Asia, Nepal, Cho Oyu, Attempt, Tragedy and Assault

Publication Year: 1990.

Cho Oyu Attempt, Tragedy and Assault. An expedition of seven Koreans apparently had permission for the southwest ridge of Cho Oyu but turned instead to the southeast face. They reached 7800 meters before abandoning their effort. Ang Lhakpa (also known as Lhakpa Nuru) had scaled Everest twice as well as two other 8000ers. He fell and was killed on this expedition. Tragically, he was one of five Sherpas who died as they accompanied climbers on winter expeditions this year. The Sherpa climber’s death rate was three times that of the foreigners who perished this winter. Since the Koreans were on the same route as the Belgians, there happened what possibly was bound to happen sooner or later when more than one team is on the same route on the same mountain at the same time.
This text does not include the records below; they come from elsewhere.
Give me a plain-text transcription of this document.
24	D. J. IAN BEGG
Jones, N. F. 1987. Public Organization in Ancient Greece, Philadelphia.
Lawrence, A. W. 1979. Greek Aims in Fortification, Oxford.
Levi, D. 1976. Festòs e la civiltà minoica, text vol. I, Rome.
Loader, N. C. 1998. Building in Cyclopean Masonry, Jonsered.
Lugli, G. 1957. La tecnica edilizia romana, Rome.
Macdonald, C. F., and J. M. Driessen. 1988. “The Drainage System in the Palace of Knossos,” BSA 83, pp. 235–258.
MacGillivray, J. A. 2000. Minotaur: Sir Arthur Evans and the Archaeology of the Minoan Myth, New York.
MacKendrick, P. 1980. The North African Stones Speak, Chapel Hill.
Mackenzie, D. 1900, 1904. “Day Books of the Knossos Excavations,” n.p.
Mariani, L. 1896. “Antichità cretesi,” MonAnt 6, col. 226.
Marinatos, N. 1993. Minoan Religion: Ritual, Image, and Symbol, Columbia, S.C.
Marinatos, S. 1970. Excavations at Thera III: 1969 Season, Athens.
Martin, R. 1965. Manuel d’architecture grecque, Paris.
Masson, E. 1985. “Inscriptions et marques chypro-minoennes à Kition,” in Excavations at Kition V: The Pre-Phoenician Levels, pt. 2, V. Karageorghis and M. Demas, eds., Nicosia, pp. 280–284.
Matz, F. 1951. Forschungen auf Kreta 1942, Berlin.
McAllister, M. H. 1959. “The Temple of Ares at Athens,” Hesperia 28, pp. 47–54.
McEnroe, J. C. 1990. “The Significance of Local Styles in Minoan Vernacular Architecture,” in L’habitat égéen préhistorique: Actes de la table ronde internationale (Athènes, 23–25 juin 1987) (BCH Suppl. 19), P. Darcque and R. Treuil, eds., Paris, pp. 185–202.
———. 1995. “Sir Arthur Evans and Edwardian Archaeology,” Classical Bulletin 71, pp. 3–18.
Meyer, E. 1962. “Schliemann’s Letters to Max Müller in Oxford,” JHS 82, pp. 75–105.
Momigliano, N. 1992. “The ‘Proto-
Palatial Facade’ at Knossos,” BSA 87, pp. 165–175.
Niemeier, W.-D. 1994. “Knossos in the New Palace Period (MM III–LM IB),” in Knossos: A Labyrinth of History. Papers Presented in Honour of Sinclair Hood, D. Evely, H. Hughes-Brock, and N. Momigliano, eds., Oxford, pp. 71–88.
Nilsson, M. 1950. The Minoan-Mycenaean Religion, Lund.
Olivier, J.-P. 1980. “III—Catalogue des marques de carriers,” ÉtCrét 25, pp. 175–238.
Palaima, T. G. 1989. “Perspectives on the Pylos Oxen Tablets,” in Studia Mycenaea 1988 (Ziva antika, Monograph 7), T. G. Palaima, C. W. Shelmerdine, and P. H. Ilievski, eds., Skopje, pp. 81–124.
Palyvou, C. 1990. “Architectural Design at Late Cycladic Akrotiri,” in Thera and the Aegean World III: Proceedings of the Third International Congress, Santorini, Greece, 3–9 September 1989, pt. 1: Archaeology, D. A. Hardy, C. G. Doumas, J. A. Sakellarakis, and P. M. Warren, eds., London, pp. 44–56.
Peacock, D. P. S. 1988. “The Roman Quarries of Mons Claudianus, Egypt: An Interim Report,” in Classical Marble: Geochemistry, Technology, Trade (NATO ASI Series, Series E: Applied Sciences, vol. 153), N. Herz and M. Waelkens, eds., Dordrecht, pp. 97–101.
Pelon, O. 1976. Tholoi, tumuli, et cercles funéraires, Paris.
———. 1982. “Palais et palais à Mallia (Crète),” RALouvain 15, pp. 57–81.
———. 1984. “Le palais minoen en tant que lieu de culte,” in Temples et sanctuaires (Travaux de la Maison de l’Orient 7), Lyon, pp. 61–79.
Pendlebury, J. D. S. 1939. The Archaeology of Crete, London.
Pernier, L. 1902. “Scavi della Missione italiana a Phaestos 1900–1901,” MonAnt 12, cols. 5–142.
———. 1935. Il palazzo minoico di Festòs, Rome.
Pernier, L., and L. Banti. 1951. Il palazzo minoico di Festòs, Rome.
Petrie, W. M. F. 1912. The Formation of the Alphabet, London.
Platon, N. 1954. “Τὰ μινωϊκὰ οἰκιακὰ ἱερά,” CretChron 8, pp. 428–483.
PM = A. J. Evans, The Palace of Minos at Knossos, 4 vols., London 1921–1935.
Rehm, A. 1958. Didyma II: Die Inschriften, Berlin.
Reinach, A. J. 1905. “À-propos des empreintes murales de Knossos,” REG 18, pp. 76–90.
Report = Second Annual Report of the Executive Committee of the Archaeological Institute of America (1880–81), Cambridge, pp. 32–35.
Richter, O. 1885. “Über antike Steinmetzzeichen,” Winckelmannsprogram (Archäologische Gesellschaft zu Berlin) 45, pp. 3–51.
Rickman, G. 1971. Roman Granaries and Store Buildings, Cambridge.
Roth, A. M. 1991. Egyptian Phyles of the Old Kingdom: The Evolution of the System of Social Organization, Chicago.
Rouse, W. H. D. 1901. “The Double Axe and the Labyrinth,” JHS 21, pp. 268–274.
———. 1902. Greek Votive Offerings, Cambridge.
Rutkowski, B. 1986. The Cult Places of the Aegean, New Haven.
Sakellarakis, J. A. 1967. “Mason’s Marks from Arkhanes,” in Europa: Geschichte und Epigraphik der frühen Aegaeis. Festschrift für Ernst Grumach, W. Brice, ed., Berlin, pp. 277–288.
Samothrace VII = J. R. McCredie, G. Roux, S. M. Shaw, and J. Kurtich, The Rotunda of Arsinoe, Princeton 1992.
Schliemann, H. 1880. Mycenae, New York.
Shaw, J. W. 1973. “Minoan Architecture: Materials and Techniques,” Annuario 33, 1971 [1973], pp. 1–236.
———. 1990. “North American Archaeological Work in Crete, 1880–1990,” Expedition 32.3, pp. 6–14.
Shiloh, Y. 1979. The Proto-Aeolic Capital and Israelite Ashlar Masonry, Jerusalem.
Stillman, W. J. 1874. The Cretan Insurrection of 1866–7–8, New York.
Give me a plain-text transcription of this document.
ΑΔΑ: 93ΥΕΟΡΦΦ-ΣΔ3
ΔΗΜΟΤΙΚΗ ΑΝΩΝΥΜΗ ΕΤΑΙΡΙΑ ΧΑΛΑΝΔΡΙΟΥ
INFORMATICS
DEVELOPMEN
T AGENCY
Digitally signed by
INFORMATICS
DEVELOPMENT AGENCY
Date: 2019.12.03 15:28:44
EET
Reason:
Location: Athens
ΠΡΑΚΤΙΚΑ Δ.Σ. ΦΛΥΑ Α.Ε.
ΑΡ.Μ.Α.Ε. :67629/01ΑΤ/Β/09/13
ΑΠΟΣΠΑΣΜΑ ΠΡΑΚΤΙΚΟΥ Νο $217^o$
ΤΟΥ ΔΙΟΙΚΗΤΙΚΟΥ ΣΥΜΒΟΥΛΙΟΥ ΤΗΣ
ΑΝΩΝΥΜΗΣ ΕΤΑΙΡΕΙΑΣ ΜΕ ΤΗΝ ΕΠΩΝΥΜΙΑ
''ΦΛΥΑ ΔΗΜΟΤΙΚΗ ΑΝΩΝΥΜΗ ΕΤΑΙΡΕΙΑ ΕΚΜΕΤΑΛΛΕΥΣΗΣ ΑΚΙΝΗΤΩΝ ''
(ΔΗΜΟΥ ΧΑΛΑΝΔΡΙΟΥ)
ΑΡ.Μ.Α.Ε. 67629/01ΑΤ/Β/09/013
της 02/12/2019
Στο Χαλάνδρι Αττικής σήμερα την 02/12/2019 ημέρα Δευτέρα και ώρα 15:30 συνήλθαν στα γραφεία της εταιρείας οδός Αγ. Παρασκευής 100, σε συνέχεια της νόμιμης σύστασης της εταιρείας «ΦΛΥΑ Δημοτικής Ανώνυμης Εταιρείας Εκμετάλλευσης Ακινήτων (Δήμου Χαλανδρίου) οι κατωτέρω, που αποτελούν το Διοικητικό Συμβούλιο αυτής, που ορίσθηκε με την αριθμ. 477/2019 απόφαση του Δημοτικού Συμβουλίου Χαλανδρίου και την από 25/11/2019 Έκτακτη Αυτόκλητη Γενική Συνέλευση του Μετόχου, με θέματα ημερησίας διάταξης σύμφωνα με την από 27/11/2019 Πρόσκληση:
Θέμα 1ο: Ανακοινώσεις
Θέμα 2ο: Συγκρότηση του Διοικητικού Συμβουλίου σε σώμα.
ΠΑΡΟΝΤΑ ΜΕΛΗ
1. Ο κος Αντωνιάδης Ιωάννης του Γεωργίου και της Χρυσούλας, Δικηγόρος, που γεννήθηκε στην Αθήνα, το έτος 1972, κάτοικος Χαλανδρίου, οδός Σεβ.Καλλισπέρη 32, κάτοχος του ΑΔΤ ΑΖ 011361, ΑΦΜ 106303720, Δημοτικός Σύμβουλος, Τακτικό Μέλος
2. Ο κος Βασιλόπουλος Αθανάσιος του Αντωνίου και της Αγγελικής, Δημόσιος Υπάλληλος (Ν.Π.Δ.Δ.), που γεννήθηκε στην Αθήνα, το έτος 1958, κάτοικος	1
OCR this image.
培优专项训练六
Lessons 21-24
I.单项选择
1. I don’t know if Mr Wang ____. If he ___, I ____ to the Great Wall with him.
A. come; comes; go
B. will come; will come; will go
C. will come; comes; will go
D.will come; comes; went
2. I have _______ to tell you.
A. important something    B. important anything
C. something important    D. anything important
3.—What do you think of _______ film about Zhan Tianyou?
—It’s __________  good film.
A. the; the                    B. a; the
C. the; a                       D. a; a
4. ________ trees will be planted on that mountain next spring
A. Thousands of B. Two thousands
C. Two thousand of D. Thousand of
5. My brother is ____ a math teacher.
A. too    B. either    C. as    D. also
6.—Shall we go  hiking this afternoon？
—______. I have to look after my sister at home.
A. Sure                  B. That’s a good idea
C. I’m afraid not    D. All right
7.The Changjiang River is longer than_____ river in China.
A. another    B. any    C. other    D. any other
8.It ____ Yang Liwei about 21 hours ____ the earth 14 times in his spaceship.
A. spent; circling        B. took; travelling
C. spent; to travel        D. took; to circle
They came to blows. Alain Hubert and Régis Maincent were attacked with fists and sticks, according to them, by three of the Korean party and six Sherpas. The Korean leader Lee Ho-Sang denies that any Koreans took part in the fracas, but he does agree that in the hour-long fight Maincent received a head wound that bled badly and that a rope was tied around Maincent’s neck and his arms were pinned behind his back. The Europeans fled into the night, hobbling away with the aid of their ski poles.